Dire qu’Internet regorge de ce genre de questions et surtout de ce genre de commentaires n’est pas juste. C’est plutôt le contraire. Pas seulement sous formes de questions et de réponses données par tant de spécialistes de la chose, allant d’un coach comportemental, passant par un psychologue instruit et jusqu’à une ancienne praticienne de la luxure qui partage ses expériences. Il y a surtout des images qui parlent d’elles-mêmes.
Leurs conseils et témoignages semblent tous viser le bien être que personne normalement constitué ne peut nier. La recherche d’accomplissement de soi n’est pas le privilège des chanceux qui ont les moyens d’y parvenir. Le désir d’être heureux est le moteur principal de toute existence et il passe par la socialisation. La pensée et l’imaginaire précèdent toute action visant l’accomplissement. Les pensées impures et les fantasmes en font partie.
Les Romains, une fois entrés en contact avec les civilisations d’Asie, ont constaté à quel point la douceur de la vie pratiquée dans tant d’endroits d’Asie, bénéficiant des périodes de paix et d’abondance matérielle, était au cœur des préoccupations des peuples d’Asie. Ils craignaient que cela ne ramollisse la vigueur de leurs soldats tentés par une vie facile, alors qu’eux n’ont jamais été en paix, sinon uniquement par la suite de guerres. Les autres sans doute aussi, mais ils avaient l’avantage civilisationnel qui se communiquait, dès que possible, par les routes de la soie dans lesquels coulaient les marchandises, souvent de grand luxe dont les riches s’emparaient pour couvrir leurs corps des vêtements doux, agréables à porter et à regarder, d’autant plus que les formes se laissaient deviner sans que l’imaginaire ait à travailler. C’est ainsi que le marché du luxe pouvait atteindre à certaines époques jusqu’à un tiers du budget de l’Empire.
Face à cela, il fallait réagir avant qu’il ne soit trop tard. Sauver l’Empire en déclin, c’est sans se faire d’illusion sur l’issue fatale. Mais retarder sa déconfiture inexorable due à la pression des plaques tectoniques politiques habituelles constituées des alliances faites et défaites et surtout des razzias faites par les hordes nomades surgissant de l’Asie centrale, des steppes et de la Caucase était de la plus haute importance. Tout petit pas fait dans cette direction rassurait et momentanément faisait oublier le danger final.
Comme le remarque Peter Frankopan dans son ouvrage consacré aux routes de la soie.

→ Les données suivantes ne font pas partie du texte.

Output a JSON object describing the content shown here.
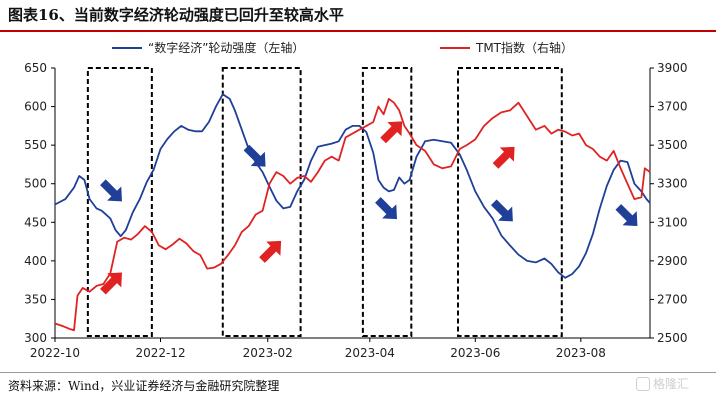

“Aux yeux de certains conservateurs, un article en particulier mobilise l’indignation : la soie de la Chine. Le volume croissant de cette matière en Méditerranée concernait les réactionnaires. Sénèque, par exemple, était horrifié par la vogue de ce mince tissu flottant -on pouvait à peine qualifier la soie de vêtement puisqu’elle ne cachait ni les courbes ni la pudeur des dames romaines. Le fondement même du lien matrimonial était menacé, puisque les hommes se rendaient compte qu’ils pouvaient voir par transparence sous ce léger tissu, moulant le corps féminin et laissant peu de choses à imaginer.
Pour Sénèque, la soie n’est rien d’autre qu’un synonyme d’exotisme et d’érotisme. La femme portant de la soie ne pouvait honnêtement nier qu’elle ne fut pas dénudée. D’autres étaient d’un même avis car on multiplia les efforts, y compris législatifs en vue de son interdiction pour les hommes. Certains étaient radicaux : il était dégradant, convenaient deux importants citoyens, que les Romains jugeaient acceptable de s’afficher en vêtements de soie orientaux. “ p.37/8 in Peter Frankopan, Les routes de la soie, Bruxelles 2017.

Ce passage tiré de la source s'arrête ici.